Circa la metà degli alunni delle scuole primarie e secondarie di primo grado non ha accesso alle mense. E’ quello che emerge dal quarto rapporto di Save the Children “(Non) Tutti a Mensa 2017”, lanciato oggi alla vigilia dell’inizio dell’anno scolastico.
L’assenza di regole condivise, inoltre, contribuisce alla disparità nelle modalità di accesso e di erogazione. In 8 regioni, in particolare, la situazione è ancora più allarmante e oltre il 50% degli alunni non ha la possibilità di accedere alla refezione. La forbice tra Nord e Sud continua a essere ampia, con cinque regioni del Meridione che registrano il numero più alto di alunni che non usufruiscono della mensa: Sicilia (80%), Puglia (73%), Molise (69%), Campania (65%) e Calabria (63%). In quattro di queste 5 regioni, inoltre, si registra la percentuale più elevata di classi senza tempo pieno (Molise 93%, Sicilia 92%, Campania 86%, Puglia 83%) – superando ampiamente il già preoccupante dato nazionale, stando al quale circa il 69% di classi non offre questa opportunità – e in quattro si osservano anche i maggiori tassi di dispersione scolastica (Sicilia 23,5%, Campania 18,1%, Puglia 16,9%, Calabria 15,7%).

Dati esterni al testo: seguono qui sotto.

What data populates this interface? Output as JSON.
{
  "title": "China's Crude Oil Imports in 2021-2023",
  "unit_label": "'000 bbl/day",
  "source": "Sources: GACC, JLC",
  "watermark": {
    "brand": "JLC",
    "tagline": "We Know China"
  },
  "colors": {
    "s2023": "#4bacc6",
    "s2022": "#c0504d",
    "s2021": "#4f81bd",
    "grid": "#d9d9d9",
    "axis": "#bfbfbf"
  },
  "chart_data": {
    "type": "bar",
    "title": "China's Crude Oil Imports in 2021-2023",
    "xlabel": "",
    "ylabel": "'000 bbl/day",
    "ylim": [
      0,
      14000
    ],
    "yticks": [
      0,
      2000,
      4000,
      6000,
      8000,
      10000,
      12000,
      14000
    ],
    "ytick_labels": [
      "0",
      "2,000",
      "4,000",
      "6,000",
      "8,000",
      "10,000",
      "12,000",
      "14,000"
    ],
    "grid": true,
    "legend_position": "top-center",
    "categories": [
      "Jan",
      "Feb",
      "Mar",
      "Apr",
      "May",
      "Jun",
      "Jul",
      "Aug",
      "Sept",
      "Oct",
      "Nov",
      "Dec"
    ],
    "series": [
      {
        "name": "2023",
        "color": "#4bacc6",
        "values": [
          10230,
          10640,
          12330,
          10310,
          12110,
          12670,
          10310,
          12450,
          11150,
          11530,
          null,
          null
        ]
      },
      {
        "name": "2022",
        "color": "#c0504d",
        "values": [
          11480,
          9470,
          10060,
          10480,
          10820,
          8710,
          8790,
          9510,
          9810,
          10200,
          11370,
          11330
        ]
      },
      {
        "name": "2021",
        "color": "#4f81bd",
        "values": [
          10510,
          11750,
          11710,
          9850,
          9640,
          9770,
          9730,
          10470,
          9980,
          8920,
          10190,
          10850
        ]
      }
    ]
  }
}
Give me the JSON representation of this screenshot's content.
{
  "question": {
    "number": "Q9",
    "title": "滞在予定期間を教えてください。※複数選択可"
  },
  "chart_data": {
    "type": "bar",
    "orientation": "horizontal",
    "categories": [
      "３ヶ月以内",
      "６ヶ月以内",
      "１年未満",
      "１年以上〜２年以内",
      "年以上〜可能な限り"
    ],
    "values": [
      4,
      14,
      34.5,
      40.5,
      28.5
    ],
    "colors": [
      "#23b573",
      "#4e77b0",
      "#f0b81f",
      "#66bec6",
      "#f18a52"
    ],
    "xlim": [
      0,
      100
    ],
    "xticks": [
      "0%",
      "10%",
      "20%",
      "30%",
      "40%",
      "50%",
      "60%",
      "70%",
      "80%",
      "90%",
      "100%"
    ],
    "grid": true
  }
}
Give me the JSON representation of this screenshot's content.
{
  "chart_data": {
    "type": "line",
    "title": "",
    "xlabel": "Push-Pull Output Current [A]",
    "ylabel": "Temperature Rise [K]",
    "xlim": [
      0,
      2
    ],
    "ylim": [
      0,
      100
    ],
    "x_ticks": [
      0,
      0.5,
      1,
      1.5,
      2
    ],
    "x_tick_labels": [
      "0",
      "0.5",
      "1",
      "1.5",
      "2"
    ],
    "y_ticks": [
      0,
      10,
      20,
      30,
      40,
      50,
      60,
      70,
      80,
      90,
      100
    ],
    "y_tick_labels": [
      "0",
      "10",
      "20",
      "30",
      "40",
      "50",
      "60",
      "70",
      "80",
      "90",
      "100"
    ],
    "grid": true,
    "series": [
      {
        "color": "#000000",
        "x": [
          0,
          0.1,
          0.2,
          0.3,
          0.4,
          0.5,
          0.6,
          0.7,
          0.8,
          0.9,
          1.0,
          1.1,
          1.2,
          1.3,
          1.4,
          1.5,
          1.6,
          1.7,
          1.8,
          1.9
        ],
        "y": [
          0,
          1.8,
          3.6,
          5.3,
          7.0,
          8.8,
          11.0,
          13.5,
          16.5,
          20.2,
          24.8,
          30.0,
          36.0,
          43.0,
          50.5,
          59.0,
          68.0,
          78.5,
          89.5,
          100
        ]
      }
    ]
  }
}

Save the Children ha analizzato la proposta di refezione scolastica per le scuole primarie di 45 Comuni capoluogo di provincia con più di 100 mila abitanti, valutando tariffe, agevolazioni, esenzioni e trattamento delle famiglie morose. Il servizio mensa non è presente in modo uniforme nelle scuole: solo in 17 Comuni è disponibile in tutti gli istituti primari. E ancora una volta sono al sud (Reggio Calabria, Siracusa e Palermo) le città in cui la refezione scolastica è presente in un numero di scuole inferiore al 10%. Osservando, invece, il numero di alunni che ne usufruisce, è stato rilevato che 17 comuni offrono la mensa a meno del 40% dei bambini, con cifre al di sotto del 5% a Reggio Calabria, Siracusa e Palermo. Solo in quattro Comuni a fruirne è il 100% degli alunni (Cagliari, Forlì, Monza, Bolzano).
Agevolazioni e tariffe applicate sono molto variabili: un quarto dei Comuni non prevede l’esenzione totale dal pagamento della retta né per reddito, né per composizione del nucleo familiare, né per motivi di carattere sociale. La residenza, inoltre, continua a essere un requisito restrittivo per l’accesso alle agevolazioni in 27 dei Comuni esaminati. Nei Comuni monitorati le tariffe massime variano dai 2,30 euro (Catania) ai 7,28 (Ferrara), mentre quelle minime vanno da 0,30 (Palermo) a 6 euro (Rimini). Il risultato di questa disomogeneità è che, per esempio, la tariffa minima di Rimini (6) corrisponde quasi al triplo della tariffa massima prevista a Catania (2,30). Una famiglia con reddito basso (Isee 5.000 euro) sarebbe esentata dal pagamento in 9 comuni mentre a Rimini, Bergamo, Modena e Reggio Emilia pagherebbe una tariffa superiore a 3 euro.
Anche la compartecipazione delle famiglie ai costi è disomogenea: varia da un massimo a Bergamo, Forlì e Parma, che caricano sulle famiglie il 100% circa del costo, a un minimo dichiarato da Bari (30%), Cagliari, Napoli e Perugia (35%). Fattore di forte discriminazione è, infine, la scelta di 9 Comuni monitorati di non consentire l’accesso alla mensa a quei bambini la cui retta non è stata pagata regolarmente. In questo caso agli alunni è imposta la separazione al momento del pasto, e ai bambini i cui genitori sono in ritardo col pagamento è imposto di mangiare in classe. Sono 35 i Comuni che, invece, non si rivalgono sugli alunni in caso di insolvenza, attivando la procedura di recupero crediti senza la sospensione del servizio.